The Tamora grew in popularity due to its style, flair, performance and affordability. With more conservative styling than the Tuscan and more recognisable TVR styling cues, the Tamora had been designed to be less extreme and indeed simpler in some aspects than the Tuscan. For example, the car is a full convertible with the roof mechanism being the acclaimed “stowable” hard-top design from the Griffith and Chimaera. The covered headlights and clean lines have echoes of Griffith and Chimaera but are more modern in their design.
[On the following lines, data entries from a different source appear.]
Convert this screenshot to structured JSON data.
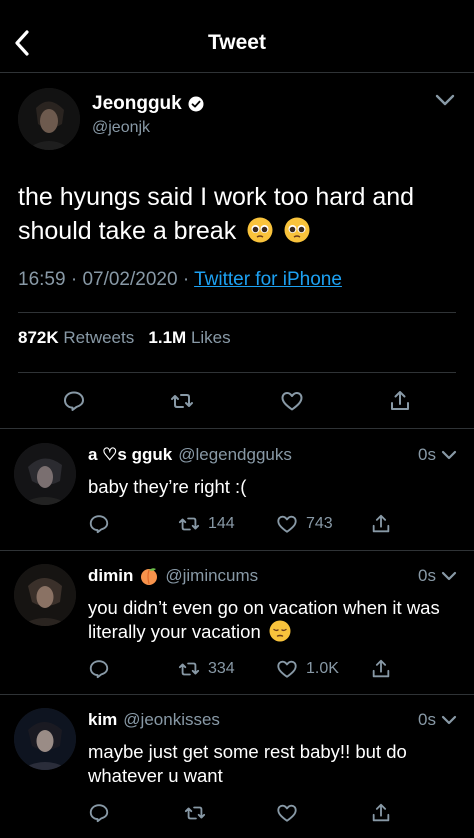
{
  "header": {
    "title": "Tweet"
  },
  "tweet": {
    "author_name": "Jeongguk",
    "author_handle": "@jeonjk",
    "text": "the hyungs said I work too hard and should take a break",
    "time": "16:59",
    "date": "07/02/2020",
    "source": "Twitter for iPhone",
    "retweets_count": "872K",
    "retweets_label": "Retweets",
    "likes_count": "1.1M",
    "likes_label": "Likes",
    "emojis": [
      "pleading-face",
      "pleading-face"
    ]
  },
  "replies": [
    {
      "name": "a ♡s gguk",
      "handle": "@legendgguks",
      "time": "0s",
      "text": "baby they’re right :(",
      "retweets": "144",
      "likes": "743"
    },
    {
      "name": "dimin",
      "name_emoji": "peach",
      "handle": "@jimincums",
      "time": "0s",
      "text": "you didn’t even go on vacation when it was literally your vacation",
      "text_emoji": "pensive-face",
      "retweets": "334",
      "likes": "1.0K"
    },
    {
      "name": "kim",
      "handle": "@jeonkisses",
      "time": "0s",
      "text": "maybe just get some rest baby!! but do whatever u want",
      "retweets": "",
      "likes": ""
    }
  ],
  "colors": {
    "background": "#000000",
    "secondary_text": "#8899a6",
    "link": "#1da1f2",
    "divider": "#2f3336"
  }
}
It's with the Tamora interior where the stylists and engineers have surpassed themselves with a multi-function digital display, shift lights and two analogue dials for quick glance down viewing of speed and engine revs. There are two leather trimmed race-style bucket seats made out of lightweight composites to hold the driver and passenger in place and a floor mounted pedal box which is located through to the chassis. The window mechanism is of the Tuscan/Cerbera generation in that the window will slide up into the seal for less wind noise at speed.
The TVR Tamora was to go on to provide the foundation for the fastback design TVR T350, and this ultimately led to the awesome TVR Sagaris which reached the market in 2005.